What to notice. Both groups average \(10\) days, so a t-test targets a difference of zero. But the skewed group \(Y\) spends most of its mass below \(10\) (its median is \(8.3\)), pulled up to a mean of \(10\) only by a long upper tail. A randomly chosen \(Y\) beats a randomly chosen \(X\) only \(40\%\) of the time, so the rank-sum leans toward \(X\). The two tests are answering different questions — the rank-sum is a test about \(P(Y > X)\), not about the means.

Shape-difference read-out (nonvisual equivalent).

Distribution	Mean	Median	\(P(Y > X)\)
Group X (symmetric)	10.0	10.0	—
Group Y (right-skewed)	10.0	8.3	—
Comparison	equal	differ	0.40

Check your understanding (ungraded)

In your own words, why does pooling and ranking make the rank-sum’s null distribution depend only on \(n_1\) and \(n_2\) — when there are no ties — rather than on the shape of the data? What does a tie (like the two \(9.4\)-day recoveries) change?
The observed rank-sum was \(W = 151\) with a null center of \(115\). Explain what the permutation null is a distribution of, and why a rank-sum far from \(115\) counts as evidence.
The Mann–Whitney \(U = 96\) gave \(U/(n_1 n_2) = 0.80\). State in a sentence what real-world quantity \(0.80\) estimates.
Two groups have identical means but a significant rank-sum. Is that a contradiction? Explain what the rank-sum is actually detecting, and when “difference in means” would have been a safe reading.

Reading guide

IMS — comparing two independent groups — a conceptual companion to two-group comparison; read it for the framing, then map it onto the rank-based null above.
Learning Statistics with R (Navarro) — nonparametric alternatives to the two-sample t-test — an instructor reference on where the Mann–Whitney fits beside the t-test (cited, not reproduced).
NIST/SEMATECH e-Handbook — two-sample rank-based location tests — reinforces the location-shift interpretation and its assumptions.

Accessibility notes

Mathematics is live text (\(W = n_1(N{+}1)/2\) renders as MathML, not an image). Every figure carries an alt line stating its message, a “what to notice” reading, and an adjacent data-summary table, so each point survives without the picture. Groups are distinguished by marker and linestyle (standard care = filled circle / solid; new protocol = open square / dashed) and by labels, never by color alone. A clean lint and a clean render are evidence; the rendered assistive-technology review is a human step.

Assessment (descriptive only)

This week contributes learning evidence toward running a two-sample rank test and reading its permutation null and stating the location-shift interpretation and its limits. That is the shape only; the actual graded prompts, values, and due dates live in Blackboard.

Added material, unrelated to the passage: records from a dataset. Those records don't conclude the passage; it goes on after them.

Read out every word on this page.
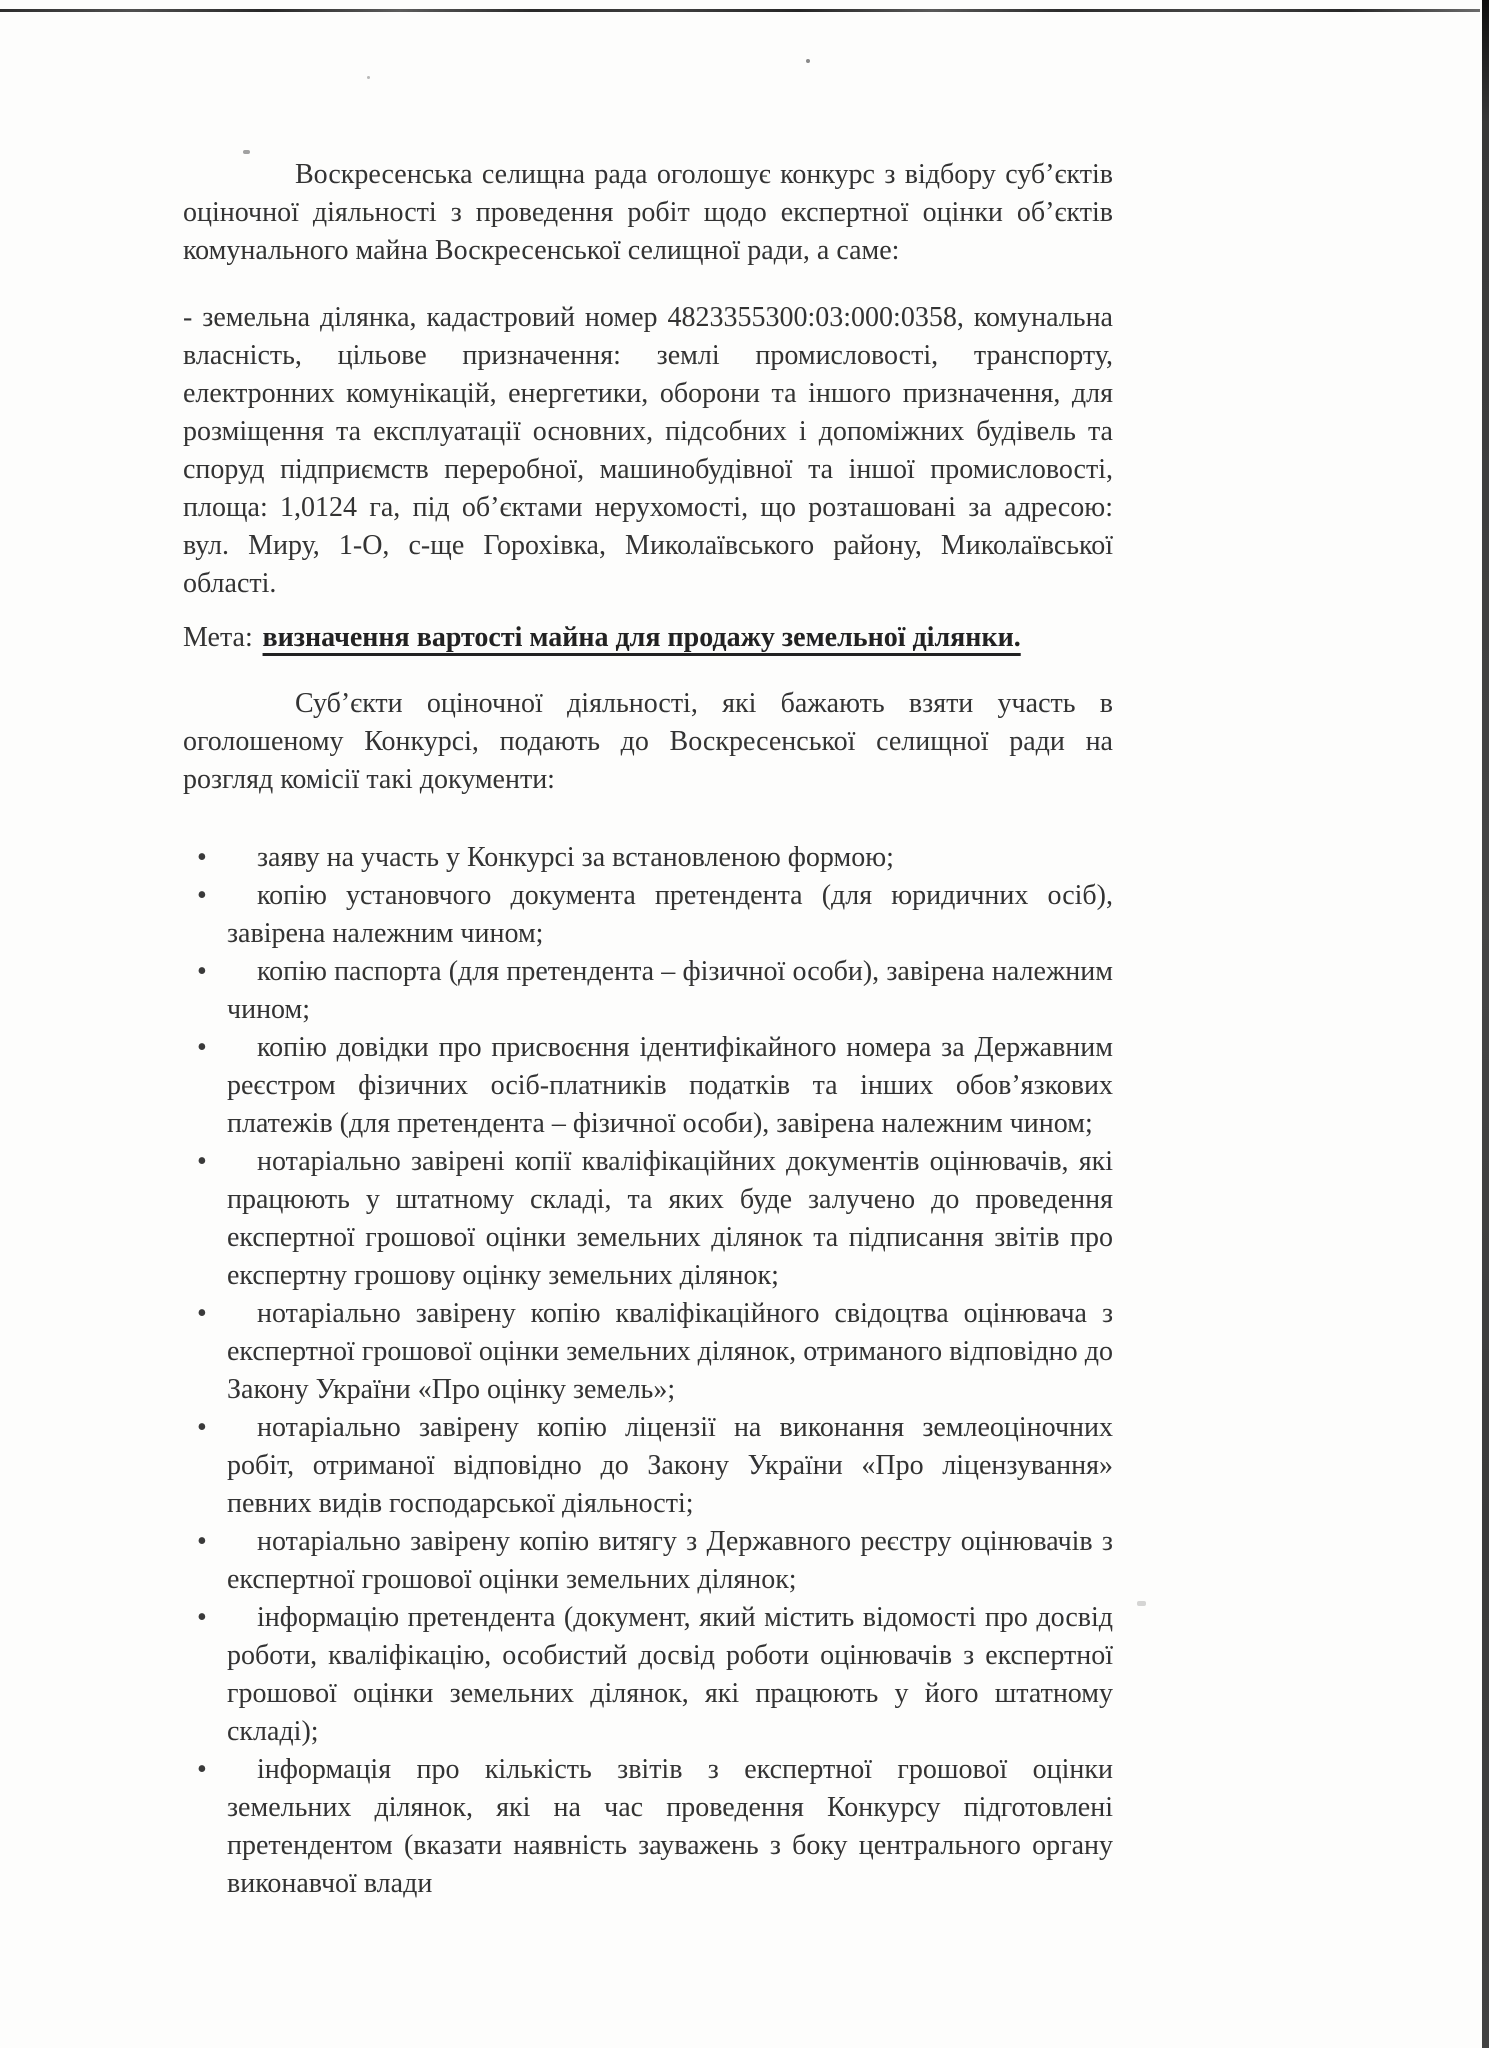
Воскресенська селищна рада оголошує конкурс з відбору суб’єктів оціночної діяльності з проведення робіт щодо експертної оцінки об’єктів комунального майна Воскресенської селищної ради, а саме:

- земельна ділянка, кадастровий номер 4823355300:03:000:0358, комунальна власність, цільове призначення: землі промисловості, транспорту, електронних комунікацій, енергетики, оборони та іншого призначення, для розміщення та експлуатації основних, підсобних і допоміжних будівель та споруд підприємств переробної, машинобудівної та іншої промисловості, площа: 1,0124 га, під об’єктами нерухомості, що розташовані за адресою: вул. Миру, 1-О, с-ще Горохівка, Миколаївського району, Миколаївської області.

Мета: визначення вартості майна для продажу земельної ділянки.

Суб’єкти оціночної діяльності, які бажають взяти участь в оголошеному Конкурсі, подають до Воскресенської селищної ради на розгляд комісії такі документи:

• заяву на участь у Конкурсі за встановленою формою;
• копію установчого документа претендента (для юридичних осіб), завірена належним чином;
• копію паспорта (для претендента – фізичної особи), завірена належним чином;
• копію довідки про присвоєння ідентифікайного номера за Державним реєстром фізичних осіб-платників податків та інших обов’язкових платежів (для претендента – фізичної особи), завірена належним чином;
• нотаріально завірені копії кваліфікаційних документів оцінювачів, які працюють у штатному складі, та яких буде залучено до проведення експертної грошової оцінки земельних ділянок та підписання звітів про експертну грошову оцінку земельних ділянок;
• нотаріально завірену копію кваліфікаційного свідоцтва оцінювача з експертної грошової оцінки земельних ділянок, отриманого відповідно до Закону України «Про оцінку земель»;
• нотаріально завірену копію ліцензії на виконання землеоціночних робіт, отриманої відповідно до Закону України «Про ліцензування» певних видів господарської діяльності;
• нотаріально завірену копію витягу з Державного реєстру оцінювачів з експертної грошової оцінки земельних ділянок;
• інформацію претендента (документ, який містить відомості про досвід роботи, кваліфікацію, особистий досвід роботи оцінювачів з експертної грошової оцінки земельних ділянок, які працюють у його штатному складі);
• інформація про кількість звітів з експертної грошової оцінки земельних ділянок, які на час проведення Конкурсу підготовлені претендентом (вказати наявність зауважень з боку центрального органу виконавчої влади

Public vs. graded. These are public, ungraded notes and practice. Graded prompts, keys, rubrics, point values, and due dates live in Blackboard Ultra, which governs.

Looking ahead

Next week we move from ranks to counts: categorical and ordinal outcomes across two groups, where an exact (permutation) null again beats a shaky large-sample approximation when the table is small — and where treating ordered categories as interval numbers is its own tempting mistake.